King Willard promises to make people he considers failures and disloyal into successful people, including the Palestinians, whom he earlier said have no interest in peace, and so none will be attempted during his reign. King Willard will tell the Palestinians they can stop being losers if they become Mormons and learn to sell Amway products.
King Willard intends to rule over them in any event. He earlier said that half the people in the world depend on the United States for handouts, because they lack courage. King Willard’s foreign policy in the Mideast is simple. It’s us and Israel versus all of the rest of them.
“They (whoever they are) attacked us,” King Willard said, “and they’ll pay.”
King Willard has bank accounts in Switzerland and sheltered bank accounts on the island of Tenada, Granada, Imbiba, Mioso and Fretlich.
These sheltered accounts allow him to live like the king he is. This is patriotic.
King Willard secretly disdains Negroes and Mexicans and seniors because they exhibit a reluctance to make money, ignoring the history that as late as 1957, an African American couldn’t even order a sandwich at a lunch counter. Just as most conservatives including George Will and Rush Limbaugh avoided service in the military, they also seldom study history---thus the reason for King Willard’s narrow world view.
King Willard has tried to make himself appear friendly and humble, even though he’s not. He realizes the communist-inspired bastards who will vote for the Kenyan Obama will do so anyway---there’s no reason to lie to them.

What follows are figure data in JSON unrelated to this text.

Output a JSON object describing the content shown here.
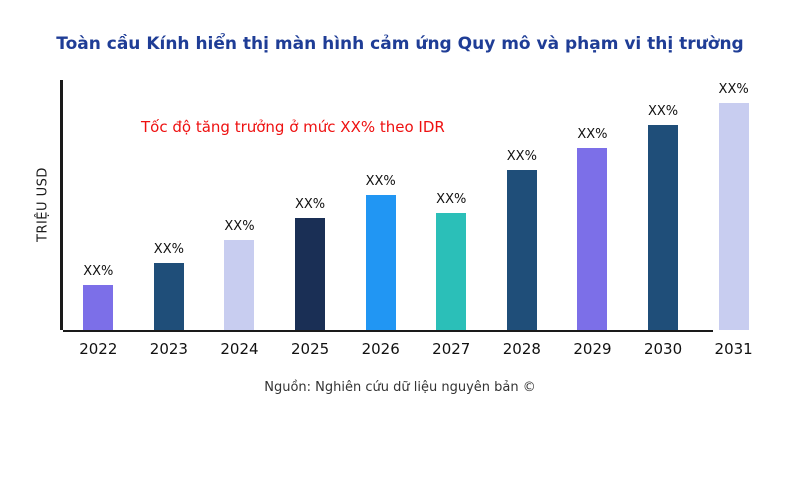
{
  "title": "Toàn cầu Kính hiển thị màn hình cảm ứng Quy mô và phạm vi thị trường",
  "annotation": "Tốc độ tăng trưởng ở mức XX% theo IDR",
  "y_axis_label": "TRIỆU USD",
  "source": "Nguồn: Nghiên cứu dữ liệu nguyên bản ©",
  "accent_colors": {
    "title_blue": "#1f3d96",
    "annotation_red": "#ee1111",
    "axis_dark": "#1a1a1a"
  },
  "chart_data": {
    "type": "bar",
    "title": "Toàn cầu Kính hiển thị màn hình cảm ứng Quy mô và phạm vi thị trường",
    "xlabel": "",
    "ylabel": "TRIỆU USD",
    "categories": [
      "2022",
      "2023",
      "2024",
      "2025",
      "2026",
      "2027",
      "2028",
      "2029",
      "2030",
      "2031"
    ],
    "values": [
      18,
      27,
      36,
      45,
      54,
      47,
      64,
      73,
      82,
      91
    ],
    "bar_labels": [
      "XX%",
      "XX%",
      "XX%",
      "XX%",
      "XX%",
      "XX%",
      "XX%",
      "XX%",
      "XX%",
      "XX%"
    ],
    "bar_colors": [
      "#7c6fe8",
      "#1f4e79",
      "#c8cdf0",
      "#1a2f55",
      "#2196f3",
      "#2bbfb8",
      "#1f4e79",
      "#7c6fe8",
      "#1f4e79",
      "#c8cdf0"
    ],
    "ylim": [
      0,
      100
    ],
    "grid": false,
    "legend": "none",
    "annotation": "Tốc độ tăng trưởng ở mức XX% theo IDR"
  }
}
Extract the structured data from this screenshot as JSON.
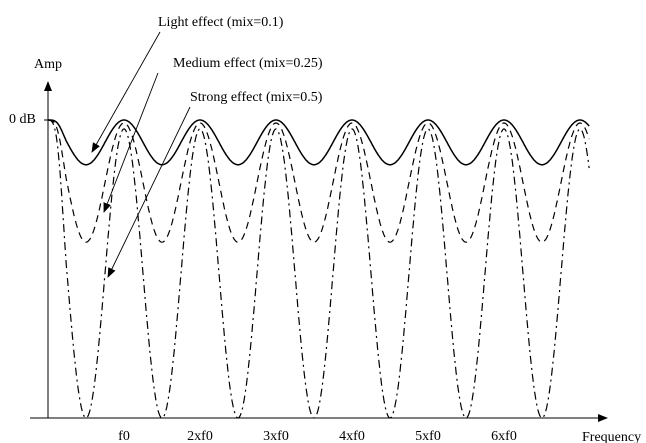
{
  "chart_data": {
    "type": "line",
    "title": "",
    "xlabel": "Frequency",
    "ylabel": "Amp",
    "y_reference_label": "0 dB",
    "x_unit": "f0",
    "xlim": [
      0,
      7.12
    ],
    "ylim": [
      0,
      1
    ],
    "grid": false,
    "x_ticks": [
      {
        "value": 1,
        "label": "f0"
      },
      {
        "value": 2,
        "label": "2xf0"
      },
      {
        "value": 3,
        "label": "3xf0"
      },
      {
        "value": 4,
        "label": "4xf0"
      },
      {
        "value": 5,
        "label": "5xf0"
      },
      {
        "value": 6,
        "label": "6xf0"
      }
    ],
    "series": [
      {
        "name": "Light effect (mix=0.1)",
        "dash": "solid",
        "peak": 1.0,
        "trough": 0.85,
        "end_value": 0.84
      },
      {
        "name": "Medium effect (mix=0.25)",
        "dash": "dashed",
        "peak": 0.99,
        "trough": 0.59,
        "end_value": 0.58
      },
      {
        "name": "Strong effect (mix=0.5)",
        "dash": "dashdot",
        "peak": 0.97,
        "trough": 0.0,
        "end_value": 0.0
      }
    ],
    "annotations": [
      {
        "text": "Light effect (mix=0.1)",
        "points_to": "Light effect (mix=0.1)"
      },
      {
        "text": "Medium effect (mix=0.25)",
        "points_to": "Medium effect (mix=0.25)"
      },
      {
        "text": "Strong effect (mix=0.5)",
        "points_to": "Strong effect (mix=0.5)"
      }
    ]
  }
}
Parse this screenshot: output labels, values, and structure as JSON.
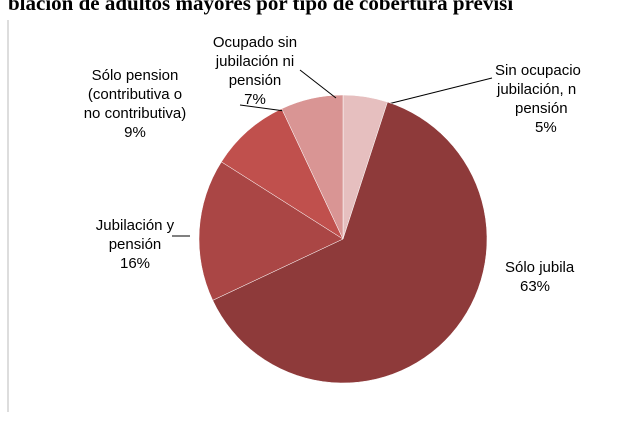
{
  "chart_data": {
    "type": "pie",
    "title": "blación de adultos mayores por tipo de cobertura previsi",
    "categories": [
      "Sin ocupacio\njubilación, n\npensión",
      "Sólo jubila",
      "Jubilación y\npensión",
      "Sólo pension\n(contributiva o\nno contributiva)",
      "Ocupado sin\njubilación ni\npensión"
    ],
    "values": [
      5,
      63,
      16,
      9,
      7
    ],
    "value_labels": [
      "5%",
      "63%",
      "16%",
      "9%",
      "7%"
    ],
    "colors": [
      "#e6bfbf",
      "#8e3a3a",
      "#aa4645",
      "#c0504d",
      "#d99594"
    ]
  }
}
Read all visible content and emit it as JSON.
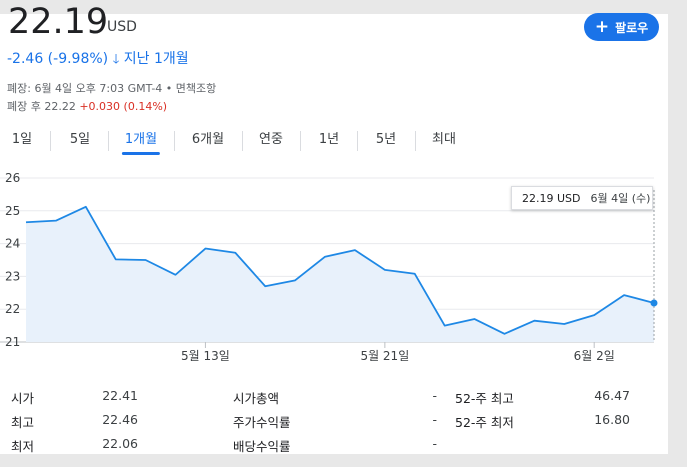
{
  "quote": {
    "price": "22.19",
    "currency": "USD",
    "change": "-2.46 (-9.98%)",
    "period": "지난 1개월",
    "close_info": "폐장: 6월 4일 오후 7:03 GMT-4 • 면책조항",
    "after_label": "폐장 후 22.22",
    "after_change": "+0.030 (0.14%)"
  },
  "follow_button": {
    "label": "팔로우",
    "icon": "plus-icon",
    "color": "#1a73e8"
  },
  "tabs": [
    "1일",
    "5일",
    "1개월",
    "6개월",
    "연중",
    "1년",
    "5년",
    "최대"
  ],
  "active_tab": "1개월",
  "chart_data": {
    "type": "area",
    "title": "",
    "xlabel": "",
    "ylabel": "",
    "ylim": [
      21,
      26
    ],
    "yticks": [
      "21",
      "22",
      "23",
      "24",
      "25",
      "26"
    ],
    "xtick_labels": [
      "5월 13일",
      "5월 21일",
      "6월 2일"
    ],
    "grid": true,
    "line_color": "#1e88e5",
    "fill_color": "#e8f1fb",
    "series": [
      {
        "values": [
          24.65,
          24.7,
          25.12,
          23.52,
          23.5,
          23.05,
          23.85,
          23.72,
          22.7,
          22.88,
          23.6,
          23.8,
          23.2,
          23.08,
          21.5,
          21.7,
          21.25,
          21.65,
          21.55,
          21.82,
          22.43,
          22.19
        ]
      }
    ],
    "tooltip": {
      "price": "22.19 USD",
      "date": "6월 4일 (수)"
    }
  },
  "stats": [
    {
      "label": "시가",
      "value": "22.41"
    },
    {
      "label": "최고",
      "value": "22.46"
    },
    {
      "label": "최저",
      "value": "22.06"
    },
    {
      "label": "시가총액",
      "value": "-"
    },
    {
      "label": "주가수익률",
      "value": "-"
    },
    {
      "label": "배당수익률",
      "value": "-"
    },
    {
      "label": "52-주 최고",
      "value": "46.47"
    },
    {
      "label": "52-주 최저",
      "value": "16.80"
    }
  ]
}
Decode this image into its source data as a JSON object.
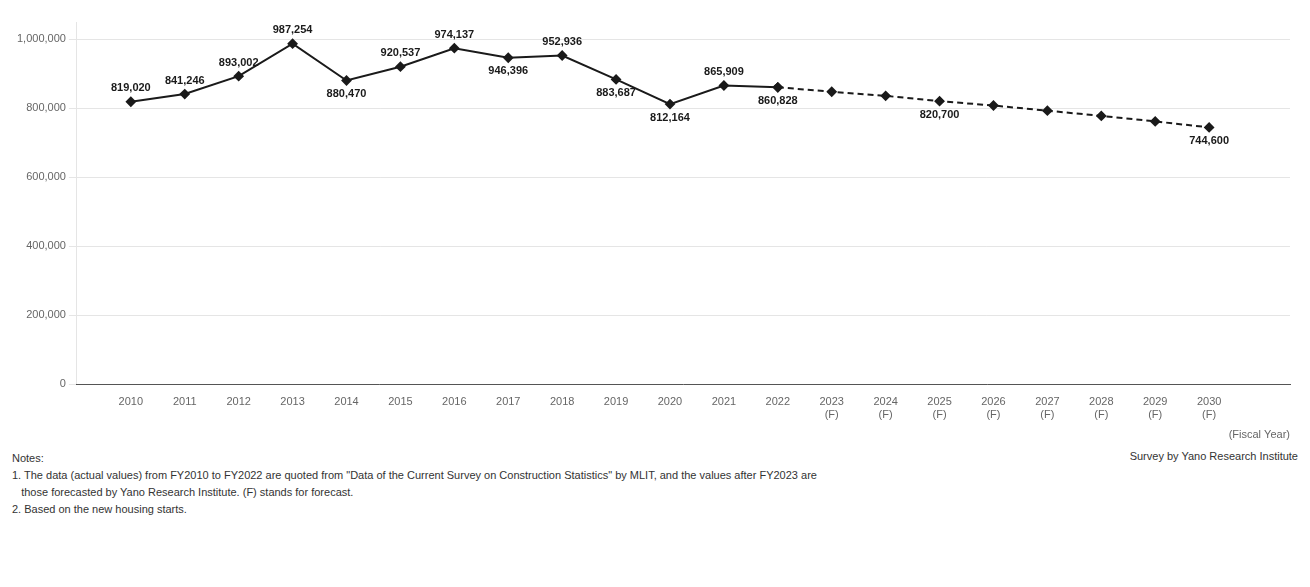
{
  "chart_data": {
    "type": "line",
    "xlabel": "(Fiscal Year)",
    "series": [
      {
        "color": "#1a1a1a",
        "marker": "diamond",
        "line_style": "solid",
        "x": [
          2010,
          2011,
          2012,
          2013,
          2014,
          2015,
          2016,
          2017,
          2018,
          2019,
          2020,
          2021,
          2022
        ],
        "values": [
          819020,
          841246,
          893002,
          987254,
          880470,
          920537,
          974137,
          946396,
          952936,
          883687,
          812164,
          865909,
          860828
        ],
        "value_labels": [
          "819,020",
          "841,246",
          "893,002",
          "987,254",
          "880,470",
          "920,537",
          "974,137",
          "946,396",
          "952,936",
          "883,687",
          "812,164",
          "865,909",
          "860,828"
        ]
      },
      {
        "color": "#1a1a1a",
        "marker": "diamond",
        "line_style": "dashed",
        "x": [
          2022,
          2023,
          2024,
          2025,
          2026,
          2027,
          2028,
          2029,
          2030
        ],
        "values": [
          860828,
          848000,
          836000,
          820700,
          808000,
          793000,
          778000,
          762000,
          744600
        ],
        "value_labels": [
          null,
          null,
          null,
          "820,700",
          null,
          null,
          null,
          null,
          "744,600"
        ]
      }
    ],
    "xlim": [
      2009.0,
      2031.5
    ],
    "xticks": [
      2010,
      2011,
      2012,
      2013,
      2014,
      2015,
      2016,
      2017,
      2018,
      2019,
      2020,
      2021,
      2022,
      {
        "value": 2023,
        "label": "2023\n(F)"
      },
      {
        "value": 2024,
        "label": "2024\n(F)"
      },
      {
        "value": 2025,
        "label": "2025\n(F)"
      },
      {
        "value": 2026,
        "label": "2026\n(F)"
      },
      {
        "value": 2027,
        "label": "2027\n(F)"
      },
      {
        "value": 2028,
        "label": "2028\n(F)"
      },
      {
        "value": 2029,
        "label": "2029\n(F)"
      },
      {
        "value": 2030,
        "label": "2030\n(F)"
      }
    ],
    "ylim": [
      0,
      1050000
    ],
    "yticks": [
      0,
      {
        "value": 200000,
        "label": "200,000"
      },
      {
        "value": 400000,
        "label": "400,000"
      },
      {
        "value": 600000,
        "label": "600,000"
      },
      {
        "value": 800000,
        "label": "800,000"
      },
      {
        "value": 1000000,
        "label": "1,000,000"
      }
    ],
    "grid": "y",
    "data_labels": true,
    "annotations": [
      "Notes:",
      "1. The data (actual values) from FY2010 to FY2022 are quoted from \"Data of the Current Survey on Construction Statistics\" by MLIT, and the values after FY2023 are",
      "   those forecasted by Yano Research Institute. (F) stands for forecast.",
      "2. Based on the new housing starts."
    ],
    "source": "Survey by Yano Research Institute"
  }
}
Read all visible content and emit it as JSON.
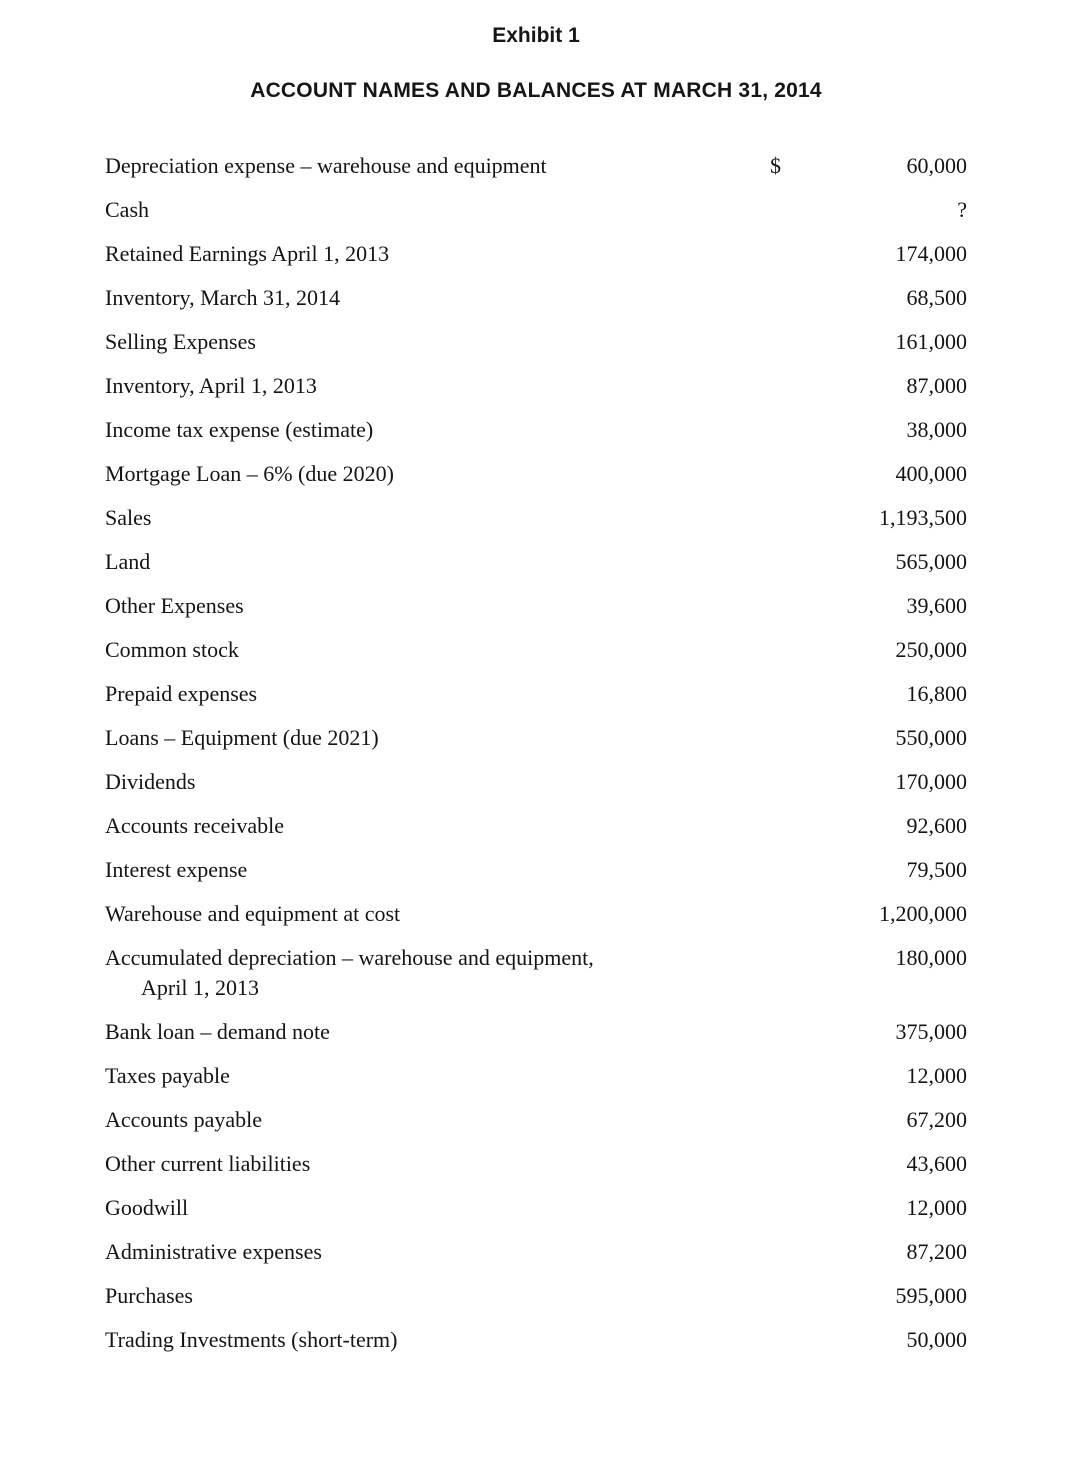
{
  "exhibit": {
    "title": "Exhibit 1",
    "subtitle": "ACCOUNT NAMES AND BALANCES AT MARCH 31, 2014"
  },
  "table": {
    "rows": [
      {
        "label": "Depreciation expense – warehouse and equipment",
        "currency": "$",
        "amount": "60,000"
      },
      {
        "label": "Cash",
        "amount": "?"
      },
      {
        "label": "Retained Earnings April 1, 2013",
        "amount": "174,000"
      },
      {
        "label": "Inventory, March 31, 2014",
        "amount": "68,500"
      },
      {
        "label": "Selling Expenses",
        "amount": "161,000"
      },
      {
        "label": "Inventory, April 1, 2013",
        "amount": "87,000"
      },
      {
        "label": "Income tax expense (estimate)",
        "amount": "38,000"
      },
      {
        "label": "Mortgage Loan – 6% (due 2020)",
        "amount": "400,000"
      },
      {
        "label": "Sales",
        "amount": "1,193,500"
      },
      {
        "label": "Land",
        "amount": "565,000"
      },
      {
        "label": "Other Expenses",
        "amount": "39,600"
      },
      {
        "label": "Common stock",
        "amount": "250,000"
      },
      {
        "label": "Prepaid expenses",
        "amount": "16,800"
      },
      {
        "label": "Loans – Equipment (due 2021)",
        "amount": "550,000"
      },
      {
        "label": "Dividends",
        "amount": "170,000"
      },
      {
        "label": "Accounts receivable",
        "amount": "92,600"
      },
      {
        "label": "Interest expense",
        "amount": "79,500"
      },
      {
        "label": "Warehouse and equipment at cost",
        "amount": "1,200,000"
      },
      {
        "label": "Accumulated depreciation – warehouse and equipment,",
        "label2": "April 1, 2013",
        "amount": "180,000"
      },
      {
        "label": "Bank loan – demand note",
        "amount": "375,000"
      },
      {
        "label": "Taxes payable",
        "amount": "12,000"
      },
      {
        "label": "Accounts payable",
        "amount": "67,200"
      },
      {
        "label": "Other current liabilities",
        "amount": "43,600"
      },
      {
        "label": "Goodwill",
        "amount": "12,000"
      },
      {
        "label": "Administrative expenses",
        "amount": "87,200"
      },
      {
        "label": "Purchases",
        "amount": "595,000"
      },
      {
        "label": "Trading Investments (short-term)",
        "amount": "50,000"
      }
    ]
  }
}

It’s the crossover voters he must lie to.
King Willard realizes this has been a tough campaign. Everything he says comes under scrutiny. He doesn’t have to take this abuse. He could be back at his exclusive country club playing cards and making snide remarks about losers.
Becoming king of the American people isn’t easy. So many of them aren’t as successful as he is.
King Willard is running a “Campaign of the Implied.” That means, you never say what you’ll do, you only promise that you’ll do it. For example, “I’ll end unemployment, but I won’t say how,” or, “I’ll deal with Iran, but I won’t say how.”
King Willard has already learned that saying what you think can get you in trouble.
King Willard’s running mate said “I’m one of you (the people). I worked at McDonalds.”
King Willard laughed himself hoarse when he heard that.
King Willard feels like saying, “I’m not one of you, and I’m proud of it.”
But King Willard won’t say that. He needs a week off from a scandal.